The Magical Quest Starring Mickey Mouse, the first in the trilogy, was released for the Super Nintendo in 1992, with a planned port to Sega Genesis abandoned. The game was re-released in 2002 for the Game Boy Advance. The Great Circus Mystery Starring Mickey & Minnie, later re-titled Disney’s Magical Quest 2 Starring Mickey & Minnie, was released for the Super NES and Genesis in 1994, and re-released for the Game Boy Advance in 2003. Disney’s Magical Quest 3 Starring Mickey & Donald never received an original release in North America or Europe, as it was a Japan-only title, for the Super Famicon by Nintendo. Later, the game was re-released between 2003 and 2005 on the Game Boy Advance in all international markets.

The games are beautiful, with an aura of Disney charm exuding from them and the distinct pop of Saturday morning cartoons jumping right out of the screen.
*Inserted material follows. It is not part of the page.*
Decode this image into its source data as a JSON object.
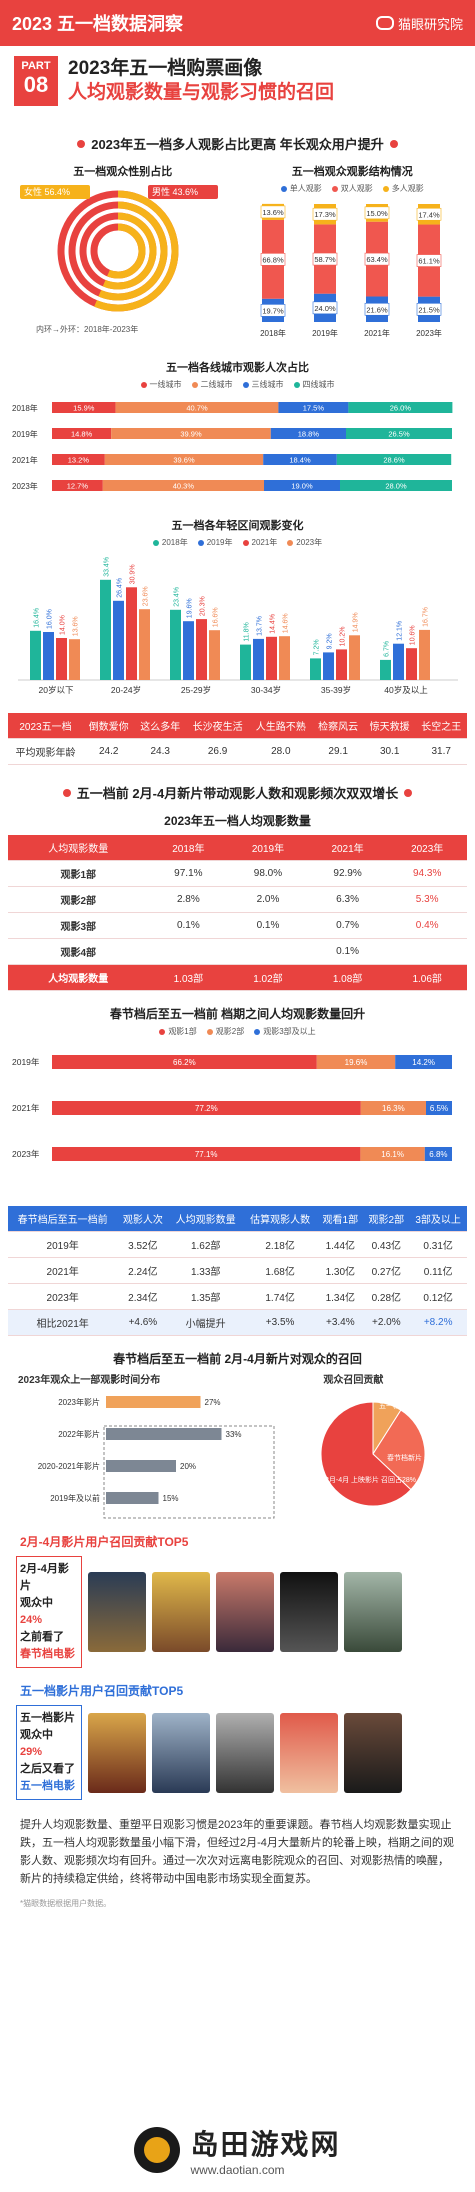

The platforming is both balanced and challenging. The mechanic of Mickey’s costumes that give him special abilities works fantastically with the gameplay, interweaving itself into a title worthy of the Mouse’s name.

Army Men: Air Combat / Air Attack 2

Army Men: Air Combat - 2000 Nintendo 64 Box Art

Overall, the Army Men series has had a somewhat up and down history, with most games in its repertoire being rated low by critics. Still, the three games did not lack imagination, creativity, and execution.

Many gamers are partial to the 1999 title Sarge’s Heroes, where you run around in a hybrid plastic real-world environment as a first-person shooter. Still, at the same token, the awkward controls and anachronistic saving system did not bode well for the overall experience. You were better off to be still playing GoldenEye 007 from 1997. A much more objectively good game in this series is the less-discovered Army Men: Air Attack (or Air Combat for Nintendo 64 and Game Boy Color versions) and its sequel Air Attack 2, both released in 2000, and received its most success on PlayStation.

Army Men: Air Attack 2 - 2000 PlayStation Box Art

Taking on the role of Captain William Blade in the Green Army’s Alpha Wolf Squad, you pilot attack helicopters in missions against the age-old enemy of the Tan Army, as well as real-world threats like spiders, bees, and ants.

While third-person shooting from the perspective of a helicopter isn’t to everyone’s taste, the game makes sleek and logical use of the vehicular medium with things like the winch being used to pick up special ammo and health crates, as missions involving protecting convoys and rescuing prisoners of war add to the experience.

The game also features elements of personalization when approaching each mission, with the ability to select different helicopters with varying stats in areas like mobility and health, along with co-pilots with various passive benefits. This allows you to at least feel like you have some agency over the missions and how you want to tackle them.

The action is much more frantic and fast-paced than most Army Men games, and the chaos of a warzone translates very well. Dominating a battlefield from the comfort of your cockpit as you bob and weave through machine-gun fire while blowing up tanks and bases has a satisfying twang that is hard to come by in most games.

Graphically not the best by any means, the fun and action to be had in both Air Attack games are some of the most fun you can have in the Army Men games.